Fluggesellschaften können Erstattung bei Ticket-Storno ausschließen

Bundesgerichtshof

Karlsruhe Wer einen billigen Flug bucht, bekommt bei einer Stornierung oft wenig oder kein Geld zurück. Geklagt hatten zwei Lufthansa-Kunden.

In der Verhandlung ging es darum, ob eine Fluggesellschaft die Erstattung des Ticketpreises bei Rücktritt des Kunden ausschließen darf. Mit dieser Frage hat sich der Bundesgerichtshof (BGH) in einer Verhandlung in Karlsruhe befasst. Von insgesamt 2766,32 Euro erhielten sie nur einen kleinen Betrag in Höhe von je 133,56 Euro für nicht verbrauchte Steuern zurück.

Zentraler Punkt des Falls ist die Anwendbarkeit von Paragraf 648 des Bürgerlichen Gesetzbuches (BGB), in dem die Kündigung eines Werkvertrags geregelt ist.

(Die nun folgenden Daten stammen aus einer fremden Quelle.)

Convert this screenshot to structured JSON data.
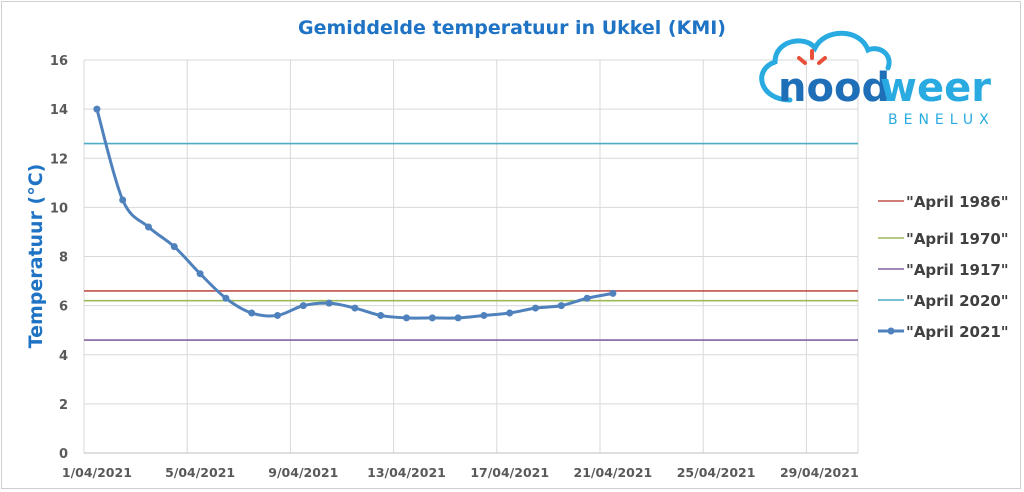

Dort ist festgehalten, dass ein Unternehmen bei einer Vertragskündigung durch den Kunden zwar den gezahlten Preis einbehalten darf. Allerdings ist das Unternehmen dazu verpflichtet, die Summe teilweise zurückzuerstatten, wenn es Kosten spart oder die Leistung an einen anderen Kunden verkauft.

Der Vorsitzende Richter sagte, die Rechtsform des Werkvertrags passe für viele Massengeschäfte des Alltags nicht gut, darunter auch für Verkehrsmittel wie Flugzeug oder Bahn.

Der Bundesgerichtshof verhandelt über die Möglichkeit einer Rückerstattung bei Stornierung von Flugtickets. Dabei hatte der Anwalt Unterstützung vom Reiserechtsexperten des Verbraucherzentrale Bundesverbandes, Felix Methmann, bekommen.

Fluggesellschaft müssen ihren Passagieren bei Stornierung nicht den vollen Flugpreis zurückerstatten - wenn es eine entsprechende vertragliche Regelung gibt. "Das kann nicht der Kunde sein, der keine Möglichkeit hat, in das Buchungssystem reinzugucken".

Im Gegensatz dazu verwies der Anwalt der Lufthansa auf die Transparenz der Angebote. Der Kunde müsse sich bewusst für einen Tarif und damit für oder gegen eine Rückzahlung des Ticketpreises bei Stornierung entscheiden. Damit läge eine Individualvereinbarung vor. Der Senat bestätigte, dass die Anwendung der Vorschrift durch die Beförderungsbedingungen der Lufthansa wirksam ausgeschlossen wurde.

Related:

Comments

Latest news

Der Bundespräsident schaltet sich in Islam-Debatte ein
Der CSU-Politiker sagte aber auch: "Die bei uns lebenden Muslime gehören aber selbstverständlich zu Deutschland". Er unterstrich, dass er mit muslimischen Verbänden den Dialog suchen und ausbauen wolle.

Polizeikosten: DFL legt Revision ein
Die DFL hat eine Übernahme der Mehrkosten bisher abgelehnt, weil sie den Staat für die Sicherheit verantwortlich hält. Wir begrüßen es, dass es nun eine Entscheidung durch ein Bundesgericht geben wird", sagte DFL-Präsident Dr.

Unna: A1 nach Lkw-Unfall voll gesperrt
Nach einem Unfall mit zwei Lastwagen ist die Autobahn zwischen Dortmund und Kamen-Zentrum gesperrt. Einfach näher an die gefragte Strecke heranzoomen und nachgucken.

So viele Verfahren gibt es wegen falscher Angaben bei Hartz IV
Knapp 49.800 Verfahren wurden an Staatsanwaltschaften oder bei Schwarzarbeitsverdacht an die Zollverwaltung abgegeben. Ein Behörden-Sprecher sagte in Nürnberg, insgesamt habe man eine Schadenssumme von 54 Millionen Euro zurückgefordert.

"PUBG Mobile" erschienen - Überlebenskampf am Smartphone
Gesteuert wird über On-Screen-Kontrollelemente - auch der Einsatz von Fahrzeugen wie Buggys, Booten oder Motorrädern ist möglich. In vielen Regionen wurde das Game bereits ausgerollt, in Europa dürfte das Spiel noch am heutigen Dienstag erscheinen.